TB: «Ora sei tornato in Sicilia, osservi persone, linguaggi, luoghi. È questa la chiave del tuo lavoro recente?»

AC: «Trascorrere nove anni a Roma mi aveva già orientato verso un approccio diverso all’architettura – non più legato soltanto alla lettura di libri a casa. Frequentavo luoghi carichi di emozioni e spesso solitari. Quelle esperienze del cuore sono diventate la materia delle mie Case Immaginate. A un certo punto, la rivista Wallpaper* mi ha commissionato un’installazione per la mostra sul postmodernismo al Victoria & Albert Museum. Non è mai stata realizzata – le sponsorizzazioni si sono rivelate complicate – ma quell’esperienza ha offerto un momento di chiarezza. Quella mostra ha contribuito a chiarire le mie intenzioni. Non cerco la fama. Cerco di indagare il passato remoto, i materiali antropologici e ciò che l’architettura moderna ha perduto – la vitalità della materia antica, la memoria architettonica delle civiltà precedenti. Tornare in Sicilia significava rivisitare i templi greci e la cosiddetta civiltà “fenicia”. La Sicilia è una costellazione di rovine – un laboratorio di culture. Per me è un luogo dove recuperare saperi perduti ed esplorare come possano tradursi in un codice sintonizzato con il nostro tempo.»

TB: «E come fai, concretamente?»

AC: «Penso che sia piuttosto simile al modo in cui i linguisti indagano il linguaggio. Usiamo le parole, e ogni parola porta con sé una storia. L’etimologia è la scienza che la rivela. Eppure, in qualche modo, abbiamo perso interesse per essa. Tendiamo a trattare il passato come un luogo remoto, scollegato dalla realtà. Ma l’architettura è un linguaggio – e il linguaggio che parliamo attraverso l’architettura non può essere separato dal passato. Ne siamo la conseguenza. La mia indagine su “grotte”, “archi” e “volte” è un tentativo di svelare significati latenti – sedimenti antropologici incorporati nella materia. A volte, le persone comuni sono affascinate dagli archi. Spesso, gli architetti ridicolizzano questa fascinazione, liquidandola come spazzatura. Ma sospetto che proprio questa cosiddetta “spazzatura” meriti un’attenzione diversa. Ricordo una discussione accesa con la mia professoressa quando introdussi gli archi in un progetto domestico. Mi accusò di tradire la disciplina. Attraverso quel conflitto, ho capito quanto fosse potente il discorso sugli archi. In fondo, era una questione di erotismo. Viviamo in un’epoca che non è erotica – nonostante le apparenze. Il sesso è ovunque, ma è diventato uno status. In un remoto passato, credo che le persone vivessero la sessualità in modo diverso – più profondamente.»

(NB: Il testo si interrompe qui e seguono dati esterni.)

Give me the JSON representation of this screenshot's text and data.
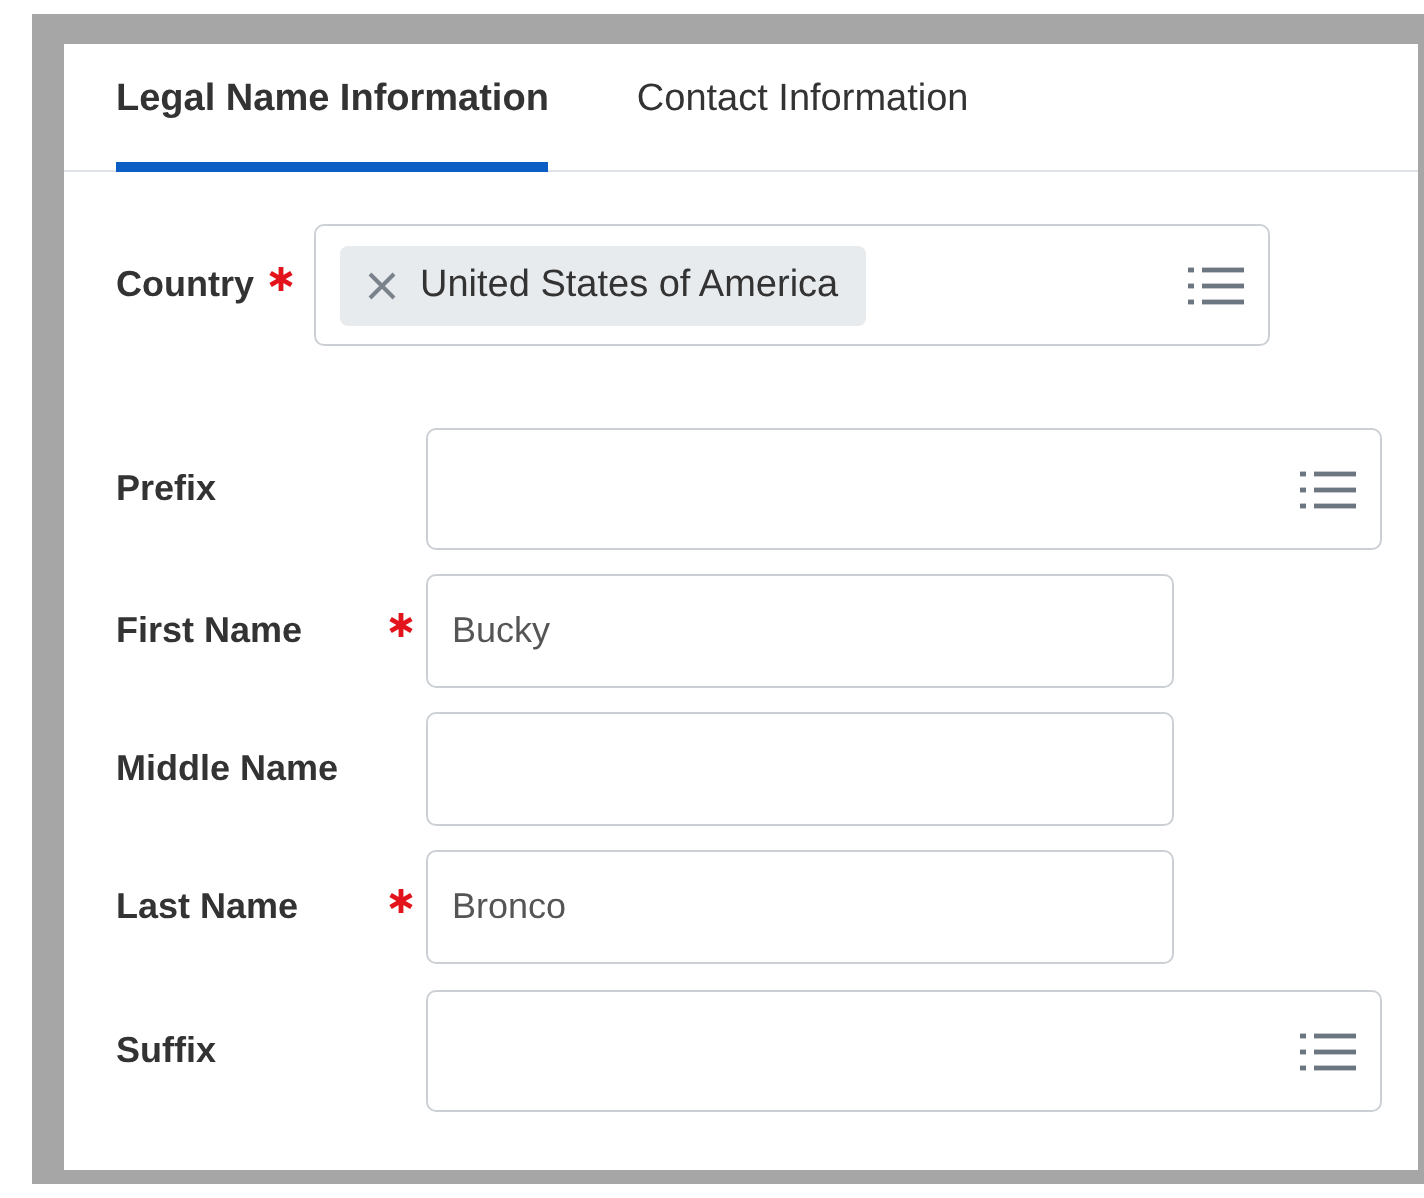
{
  "tabs": [
    {
      "label": "Legal Name Information",
      "selected": true
    },
    {
      "label": "Contact Information",
      "selected": false
    }
  ],
  "fields": [
    {
      "kind": "multiselect",
      "label": "Country",
      "required": true,
      "chips": [
        "United States of America"
      ]
    },
    {
      "kind": "select",
      "label": "Prefix",
      "required": false
    },
    {
      "kind": "text",
      "label": "First Name",
      "required": true,
      "value": "Bucky"
    },
    {
      "kind": "text",
      "label": "Middle Name",
      "required": false
    },
    {
      "kind": "text",
      "label": "Last Name",
      "required": true,
      "value": "Bronco"
    },
    {
      "kind": "select",
      "label": "Suffix",
      "required": false
    }
  ]
}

TB: «Stai dicendo che l’erotismo ha un ruolo nella tua architettura?»

AC: «Sì, ce l’ha. Ho imparato molto da questo. È più importante di quanto si pensi. Uno dei miei progetti è stato commissionato dal mio ex compagno. È la prima volta che ne parlo pubblicamente. Mi chiese di progettare una casa mentre era già coinvolto con un altro uomo. Il processo fu emotivamente complesso. La casa era per una coppia, ma uno dei due era il mio ex. Quindi sì, l’architettura rivela aspetti dell’identità – a volte quelli che non sapevamo di avere.»

TB: «Ogni opera che realizzi è una forma di consapevolezza di sé?»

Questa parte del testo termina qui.